Question

QUESTION 3 [10 MARKS] A bakery finds that the price they can sell cakes is given by the function p = 580 − 10x where x is the number of cakes sold per day, and p is price. The total cost function of the company is given by c = (30+5x) 2 where x is previously defined, and c is total cost. A. Find the revenue and marginal revenue functions [Hint: revenue is price multiplied by quantity i.E. Revenue = price × quantity] (3 marks) B. Find the fixed cost and marginal cost function [Hint: fixed cost does not change with quantity produced] (3 marks) C. Find the profit function [Hint: profit is revenue minus total cost] (2 marks) D. Find the quantity that maximizes profit (2 marks)

Answer 1

(a)Revenue=580x-10x²,

Marginal Revenue=580-20x

(b)Fixed Cost, =900

Marginal Cost,=300+50x

(c)Profit Function=280x-900-35x²

(d)x=4

Explanation:

The price, p = 580 − 10x where x is the number of cakes sold per day.

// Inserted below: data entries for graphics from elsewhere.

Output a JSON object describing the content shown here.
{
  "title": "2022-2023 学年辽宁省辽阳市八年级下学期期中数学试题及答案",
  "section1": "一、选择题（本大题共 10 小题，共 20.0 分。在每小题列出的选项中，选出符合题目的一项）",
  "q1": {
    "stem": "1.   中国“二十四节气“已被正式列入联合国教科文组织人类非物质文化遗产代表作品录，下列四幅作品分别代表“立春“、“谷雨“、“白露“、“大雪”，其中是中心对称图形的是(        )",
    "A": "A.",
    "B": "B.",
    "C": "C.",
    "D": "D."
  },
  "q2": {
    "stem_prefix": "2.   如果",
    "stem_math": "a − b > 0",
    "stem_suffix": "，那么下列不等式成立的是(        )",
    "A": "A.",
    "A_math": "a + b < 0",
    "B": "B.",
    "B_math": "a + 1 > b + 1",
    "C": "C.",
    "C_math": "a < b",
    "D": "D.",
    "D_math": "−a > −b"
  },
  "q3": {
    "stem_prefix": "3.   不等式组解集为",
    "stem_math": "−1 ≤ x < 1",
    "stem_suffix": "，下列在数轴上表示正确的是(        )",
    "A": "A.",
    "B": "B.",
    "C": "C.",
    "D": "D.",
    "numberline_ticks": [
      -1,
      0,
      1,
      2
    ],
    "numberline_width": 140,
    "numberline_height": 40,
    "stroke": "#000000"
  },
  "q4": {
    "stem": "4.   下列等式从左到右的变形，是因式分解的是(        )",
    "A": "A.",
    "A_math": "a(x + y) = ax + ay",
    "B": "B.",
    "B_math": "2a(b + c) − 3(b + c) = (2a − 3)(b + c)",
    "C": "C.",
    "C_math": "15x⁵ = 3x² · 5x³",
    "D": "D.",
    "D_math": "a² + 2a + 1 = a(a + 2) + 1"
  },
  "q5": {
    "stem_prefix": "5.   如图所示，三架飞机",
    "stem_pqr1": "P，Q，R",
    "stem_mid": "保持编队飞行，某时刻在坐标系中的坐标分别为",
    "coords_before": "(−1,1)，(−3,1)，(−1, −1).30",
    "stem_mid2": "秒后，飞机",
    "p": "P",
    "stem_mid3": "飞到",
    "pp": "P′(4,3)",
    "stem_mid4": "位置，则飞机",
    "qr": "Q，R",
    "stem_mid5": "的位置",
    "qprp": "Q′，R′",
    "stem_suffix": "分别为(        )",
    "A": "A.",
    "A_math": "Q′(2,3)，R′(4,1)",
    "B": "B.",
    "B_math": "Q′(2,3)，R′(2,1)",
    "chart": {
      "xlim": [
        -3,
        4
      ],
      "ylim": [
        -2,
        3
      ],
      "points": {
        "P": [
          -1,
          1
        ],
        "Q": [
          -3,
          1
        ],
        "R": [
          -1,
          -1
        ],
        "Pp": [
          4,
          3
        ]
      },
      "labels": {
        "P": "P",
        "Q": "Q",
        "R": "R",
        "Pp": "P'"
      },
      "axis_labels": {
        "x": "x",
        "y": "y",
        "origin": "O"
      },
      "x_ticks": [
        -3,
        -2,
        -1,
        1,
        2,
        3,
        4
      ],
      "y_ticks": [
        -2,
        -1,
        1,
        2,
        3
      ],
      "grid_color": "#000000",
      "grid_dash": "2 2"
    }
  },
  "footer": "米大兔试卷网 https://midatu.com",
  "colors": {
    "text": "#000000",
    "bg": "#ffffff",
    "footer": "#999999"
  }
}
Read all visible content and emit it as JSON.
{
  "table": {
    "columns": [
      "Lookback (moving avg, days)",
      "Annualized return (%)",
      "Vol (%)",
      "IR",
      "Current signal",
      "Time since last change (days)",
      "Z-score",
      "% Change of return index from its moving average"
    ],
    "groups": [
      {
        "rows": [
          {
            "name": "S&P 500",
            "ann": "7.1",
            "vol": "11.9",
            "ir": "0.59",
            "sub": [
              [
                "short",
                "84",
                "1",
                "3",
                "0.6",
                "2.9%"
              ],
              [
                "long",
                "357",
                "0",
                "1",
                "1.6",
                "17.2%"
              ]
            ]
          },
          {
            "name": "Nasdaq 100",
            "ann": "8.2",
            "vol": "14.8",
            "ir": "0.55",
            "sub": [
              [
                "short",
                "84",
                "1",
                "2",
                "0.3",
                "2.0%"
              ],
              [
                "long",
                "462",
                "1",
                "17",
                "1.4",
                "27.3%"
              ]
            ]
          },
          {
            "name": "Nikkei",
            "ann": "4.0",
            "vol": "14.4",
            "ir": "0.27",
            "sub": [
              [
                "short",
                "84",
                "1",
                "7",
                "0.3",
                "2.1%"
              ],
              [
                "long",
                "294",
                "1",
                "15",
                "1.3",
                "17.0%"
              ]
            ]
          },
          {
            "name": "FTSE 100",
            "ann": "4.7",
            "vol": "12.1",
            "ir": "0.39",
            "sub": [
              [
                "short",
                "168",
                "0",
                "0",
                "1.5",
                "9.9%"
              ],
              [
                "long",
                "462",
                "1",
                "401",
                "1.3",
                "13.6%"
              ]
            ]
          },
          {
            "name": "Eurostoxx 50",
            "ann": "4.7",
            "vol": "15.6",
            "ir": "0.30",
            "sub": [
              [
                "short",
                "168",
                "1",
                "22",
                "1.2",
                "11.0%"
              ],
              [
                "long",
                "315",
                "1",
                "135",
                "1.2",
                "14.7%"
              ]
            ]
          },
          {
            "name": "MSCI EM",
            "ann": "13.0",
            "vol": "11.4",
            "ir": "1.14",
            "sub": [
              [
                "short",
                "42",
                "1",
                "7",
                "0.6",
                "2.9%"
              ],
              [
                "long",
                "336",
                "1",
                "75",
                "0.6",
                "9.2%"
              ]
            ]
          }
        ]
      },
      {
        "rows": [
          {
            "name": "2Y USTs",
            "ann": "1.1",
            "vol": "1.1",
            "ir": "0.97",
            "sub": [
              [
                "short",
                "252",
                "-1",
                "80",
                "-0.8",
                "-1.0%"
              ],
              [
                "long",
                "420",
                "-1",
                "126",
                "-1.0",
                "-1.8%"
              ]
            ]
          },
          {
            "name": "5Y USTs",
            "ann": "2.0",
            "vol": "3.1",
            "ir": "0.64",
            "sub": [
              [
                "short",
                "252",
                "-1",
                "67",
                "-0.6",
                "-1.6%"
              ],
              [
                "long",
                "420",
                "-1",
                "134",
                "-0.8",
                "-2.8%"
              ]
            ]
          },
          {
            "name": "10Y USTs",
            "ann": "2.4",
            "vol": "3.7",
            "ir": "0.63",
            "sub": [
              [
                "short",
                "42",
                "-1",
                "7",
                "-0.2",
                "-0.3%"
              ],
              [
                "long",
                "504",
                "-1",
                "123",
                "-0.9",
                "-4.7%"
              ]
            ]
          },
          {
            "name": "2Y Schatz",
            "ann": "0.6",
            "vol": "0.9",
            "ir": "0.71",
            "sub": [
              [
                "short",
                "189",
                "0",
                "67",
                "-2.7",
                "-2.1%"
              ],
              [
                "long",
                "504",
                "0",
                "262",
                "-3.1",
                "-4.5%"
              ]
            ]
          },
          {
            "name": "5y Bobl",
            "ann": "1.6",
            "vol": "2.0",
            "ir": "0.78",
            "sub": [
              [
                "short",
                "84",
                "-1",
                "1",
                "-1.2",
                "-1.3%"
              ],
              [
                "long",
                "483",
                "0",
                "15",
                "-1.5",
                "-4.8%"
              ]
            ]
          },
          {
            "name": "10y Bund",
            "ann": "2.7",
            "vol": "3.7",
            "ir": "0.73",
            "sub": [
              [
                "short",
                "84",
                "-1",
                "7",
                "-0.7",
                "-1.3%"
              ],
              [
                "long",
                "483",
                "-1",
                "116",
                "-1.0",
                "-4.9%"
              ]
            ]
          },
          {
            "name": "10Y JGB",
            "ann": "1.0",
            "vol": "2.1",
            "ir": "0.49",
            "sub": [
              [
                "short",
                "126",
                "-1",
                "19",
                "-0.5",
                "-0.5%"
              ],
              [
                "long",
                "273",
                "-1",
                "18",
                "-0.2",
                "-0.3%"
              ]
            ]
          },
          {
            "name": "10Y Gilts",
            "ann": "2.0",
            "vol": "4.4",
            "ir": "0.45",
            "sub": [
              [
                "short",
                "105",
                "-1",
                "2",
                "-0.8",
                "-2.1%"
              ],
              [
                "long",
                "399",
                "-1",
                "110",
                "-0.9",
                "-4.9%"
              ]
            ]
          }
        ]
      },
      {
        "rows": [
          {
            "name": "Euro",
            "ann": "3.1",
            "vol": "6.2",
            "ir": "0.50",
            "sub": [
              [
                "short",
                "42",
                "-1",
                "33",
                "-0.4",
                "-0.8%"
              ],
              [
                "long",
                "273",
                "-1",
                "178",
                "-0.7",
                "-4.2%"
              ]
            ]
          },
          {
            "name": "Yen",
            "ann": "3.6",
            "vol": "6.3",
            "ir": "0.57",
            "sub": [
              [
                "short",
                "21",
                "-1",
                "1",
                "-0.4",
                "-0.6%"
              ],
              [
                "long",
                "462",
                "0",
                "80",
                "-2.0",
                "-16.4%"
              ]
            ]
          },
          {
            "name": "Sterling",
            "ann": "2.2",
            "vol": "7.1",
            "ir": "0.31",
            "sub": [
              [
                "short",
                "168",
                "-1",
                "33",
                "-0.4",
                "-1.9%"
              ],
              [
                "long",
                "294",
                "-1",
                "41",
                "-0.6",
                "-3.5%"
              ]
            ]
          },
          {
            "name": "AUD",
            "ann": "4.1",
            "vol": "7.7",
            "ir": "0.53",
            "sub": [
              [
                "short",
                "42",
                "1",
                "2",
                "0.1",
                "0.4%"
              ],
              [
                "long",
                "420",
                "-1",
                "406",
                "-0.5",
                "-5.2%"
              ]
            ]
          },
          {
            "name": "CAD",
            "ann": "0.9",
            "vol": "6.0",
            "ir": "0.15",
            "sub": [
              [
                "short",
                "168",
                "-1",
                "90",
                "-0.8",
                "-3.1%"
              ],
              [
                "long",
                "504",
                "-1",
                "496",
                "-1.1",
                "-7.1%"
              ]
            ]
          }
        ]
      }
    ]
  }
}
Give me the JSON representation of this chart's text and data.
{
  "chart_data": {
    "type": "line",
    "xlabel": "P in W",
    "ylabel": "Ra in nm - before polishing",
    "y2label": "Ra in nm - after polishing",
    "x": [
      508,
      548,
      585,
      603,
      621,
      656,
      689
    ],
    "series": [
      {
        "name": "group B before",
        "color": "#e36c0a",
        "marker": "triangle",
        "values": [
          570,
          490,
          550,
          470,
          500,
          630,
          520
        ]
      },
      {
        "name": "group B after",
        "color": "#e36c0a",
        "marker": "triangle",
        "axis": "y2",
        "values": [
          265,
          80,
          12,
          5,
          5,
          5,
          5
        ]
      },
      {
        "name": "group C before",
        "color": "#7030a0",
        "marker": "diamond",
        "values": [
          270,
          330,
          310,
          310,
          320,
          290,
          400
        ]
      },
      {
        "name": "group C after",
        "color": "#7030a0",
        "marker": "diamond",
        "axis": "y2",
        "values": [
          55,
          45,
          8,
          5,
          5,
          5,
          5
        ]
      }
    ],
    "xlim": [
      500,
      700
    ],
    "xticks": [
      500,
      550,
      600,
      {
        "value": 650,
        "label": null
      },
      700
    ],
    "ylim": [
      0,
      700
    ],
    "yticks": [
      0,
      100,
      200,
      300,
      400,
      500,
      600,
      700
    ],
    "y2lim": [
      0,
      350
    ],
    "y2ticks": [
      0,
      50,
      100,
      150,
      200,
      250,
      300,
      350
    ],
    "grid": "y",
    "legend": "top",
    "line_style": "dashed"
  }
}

Total cost function,c = (30+5x)²

(a) Revenue Function

R(x)=x*p(x)=x(580 − 10x)

R(x)=580x-10x²

Marginal Revenue Function

This is the derivative of the revenue function.

If R(x)=580x-10x²,

R'(x)=580-20x

(b)Total cost function,c = (30+5x)²

c=(30+5x)(30+5x)

=900+300x+25x²

Therefore, Fixed Cost, =900

Marginal Cost Function

This is the derivative of the cost function.

If c(x)=900+300x+25x²

Marginal Cost, c'(x)=300+50x

(c)Profit Function

Profit, P(x)=R(x)-C(x)

=(580x-10x²)-(900+300x+25x²)

=580x-10x²-900-300x-25x²

P(x)=280x-900-35x²

(d)To maximize profit, we take the derivative of P(x) in (c) above and solve for its critical point.

Since P(x)=280x-900-35x²

P'(x)=280-70x

Equate the derivative to zero

280-70x=0

280=70x

x=4

The number of cakes that maximizes profit is 4.